2La notion de francophonie se prête à de nombreuses interprétations, peut-être au cœur de cette méconnaissance. Il faut avouer que le dernier Sommet des chefs d’État et de gouvernement des pays ayant le français en partage, réuni en 2014 à Dakar, vient quelque peu renforcer la difficulté d’entendre cette francophonie : une longue déclaration et neuf résolutions ont été adoptées portant, pêle-mêle, sur la démocratie, le développement durable, les droits de l’homme, l’économie, l’éducation, la santé, la place des femmes, la sécurité, la jeunesse, etc. Il est bien difficile pour un observateur de saisir la portée de cette liste à la Prévert. D’une certaine manière, qui trop embrasse mal étreint, et le flou des sommets de la francophonie et de leurs objectifs a davantage renforcé que clarifié les ambiguïtés de ce si grand dessein.

3Tentons donc d’emblée de clarifier les choses. La francophonie s’est construite sur un objet central, et un paradoxe entourant cet objet. Le « noyau dur » de la notion de francophonie, c’est en effet l’idée assez simple que « nous » partageons une même langue, que cette langue constitue une richesse, un patrimoine commun suffisamment précieux pour qu’on négocie ensemble des dispositifs susceptibles d’en assurer la pérennisation et la transmission. Le problème, c’est que cette langue partagée constitue effectivement le principal transmetteur culturel, « notre » ultime instrument de communication, mais également le plus petit dénominateur commun de nos cultures, philosophies, idéologies, classes, identités, rapports au passé marqués par des distinctions profondes.

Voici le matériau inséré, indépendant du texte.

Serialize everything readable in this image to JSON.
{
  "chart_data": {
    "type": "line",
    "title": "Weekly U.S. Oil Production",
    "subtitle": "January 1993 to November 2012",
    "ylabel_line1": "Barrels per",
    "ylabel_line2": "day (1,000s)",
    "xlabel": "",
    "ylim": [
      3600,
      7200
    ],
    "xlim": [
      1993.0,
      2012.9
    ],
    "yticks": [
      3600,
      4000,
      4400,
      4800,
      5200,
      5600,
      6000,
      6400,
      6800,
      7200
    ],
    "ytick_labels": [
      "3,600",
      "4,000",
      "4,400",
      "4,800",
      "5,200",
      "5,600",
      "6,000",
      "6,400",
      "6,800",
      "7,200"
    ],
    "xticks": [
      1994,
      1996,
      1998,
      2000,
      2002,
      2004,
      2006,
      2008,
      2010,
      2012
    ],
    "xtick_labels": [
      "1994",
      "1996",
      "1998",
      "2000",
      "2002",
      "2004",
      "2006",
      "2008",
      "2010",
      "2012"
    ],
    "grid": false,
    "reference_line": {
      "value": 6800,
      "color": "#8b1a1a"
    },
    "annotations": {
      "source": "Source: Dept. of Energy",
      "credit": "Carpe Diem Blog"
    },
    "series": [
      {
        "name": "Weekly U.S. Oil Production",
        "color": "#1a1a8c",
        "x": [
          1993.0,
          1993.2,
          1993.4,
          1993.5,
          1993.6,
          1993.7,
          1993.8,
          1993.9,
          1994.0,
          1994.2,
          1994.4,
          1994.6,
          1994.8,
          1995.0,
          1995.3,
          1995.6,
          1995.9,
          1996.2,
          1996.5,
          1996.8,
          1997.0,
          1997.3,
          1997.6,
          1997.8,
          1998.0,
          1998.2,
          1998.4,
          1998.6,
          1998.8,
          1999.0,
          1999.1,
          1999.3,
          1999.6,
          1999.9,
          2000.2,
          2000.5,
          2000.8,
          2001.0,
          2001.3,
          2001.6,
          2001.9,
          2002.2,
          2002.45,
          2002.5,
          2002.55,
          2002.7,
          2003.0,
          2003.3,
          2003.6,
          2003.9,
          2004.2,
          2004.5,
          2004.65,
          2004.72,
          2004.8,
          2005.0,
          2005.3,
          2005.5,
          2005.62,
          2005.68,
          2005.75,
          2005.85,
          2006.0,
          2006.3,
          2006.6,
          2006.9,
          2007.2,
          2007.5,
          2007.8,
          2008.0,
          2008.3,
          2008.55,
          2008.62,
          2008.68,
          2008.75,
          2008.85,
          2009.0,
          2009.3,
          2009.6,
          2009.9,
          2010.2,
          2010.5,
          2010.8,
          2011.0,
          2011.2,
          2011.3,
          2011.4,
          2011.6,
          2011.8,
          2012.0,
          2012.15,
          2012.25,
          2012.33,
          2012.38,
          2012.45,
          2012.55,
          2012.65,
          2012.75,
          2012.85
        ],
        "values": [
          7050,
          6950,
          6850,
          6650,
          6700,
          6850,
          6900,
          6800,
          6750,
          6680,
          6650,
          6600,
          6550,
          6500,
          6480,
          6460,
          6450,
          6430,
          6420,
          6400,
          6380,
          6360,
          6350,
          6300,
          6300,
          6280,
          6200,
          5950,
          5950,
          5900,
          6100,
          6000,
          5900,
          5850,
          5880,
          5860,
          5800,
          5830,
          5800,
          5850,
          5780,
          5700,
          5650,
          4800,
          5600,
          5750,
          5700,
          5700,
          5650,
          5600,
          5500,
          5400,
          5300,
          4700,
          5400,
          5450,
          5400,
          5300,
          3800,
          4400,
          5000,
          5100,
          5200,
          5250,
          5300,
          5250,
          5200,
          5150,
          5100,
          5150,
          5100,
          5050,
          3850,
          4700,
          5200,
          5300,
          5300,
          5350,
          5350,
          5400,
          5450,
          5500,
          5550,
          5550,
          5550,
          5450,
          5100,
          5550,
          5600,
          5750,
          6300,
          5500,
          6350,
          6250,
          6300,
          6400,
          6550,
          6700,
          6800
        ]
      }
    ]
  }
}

4Pour quelles raisons et dans quelle mesure cette langue commune devrait-elle constituer un objet d’engagement individuel ou d’intervention publique ? Il y a là un double défi : un défi normatif tenant à la définition, derrière le militantisme linguistique, d’un projet collectif et d’une idée conférant au facteur linguistique une dimension politique, et un défi plus analytique, qui concerne cette fois directement les chercheurs : la notion est-elle tout simplement opératoire ? Nous permet-elle, au-delà de son aspect idéel et de sa dimension performative, de « saisir ce qui fait sens » ?

5Il s’agira ici de montrer en quoi une langue (en l’occurrence la langue française), au cœur des procédés de communication, peut donner lieu à des projets politiques qui, à travers les débats auxquels ils donnent lieu, deviennent eux-mêmes générateurs d’espaces de négociation singuliers qu’il devient nécessaire d’analyser et de comprendre. Nous le ferons en trois temps : d’abord en tentant de clarifier quelque peu les balises de cette notion ; ensuite en nous intéressant aux aspects multisectoriels et multiscalaires de cette « communauté » ; enfin, en nous intéressant aux débats traversant cet espace singulier de négociation et d’échange.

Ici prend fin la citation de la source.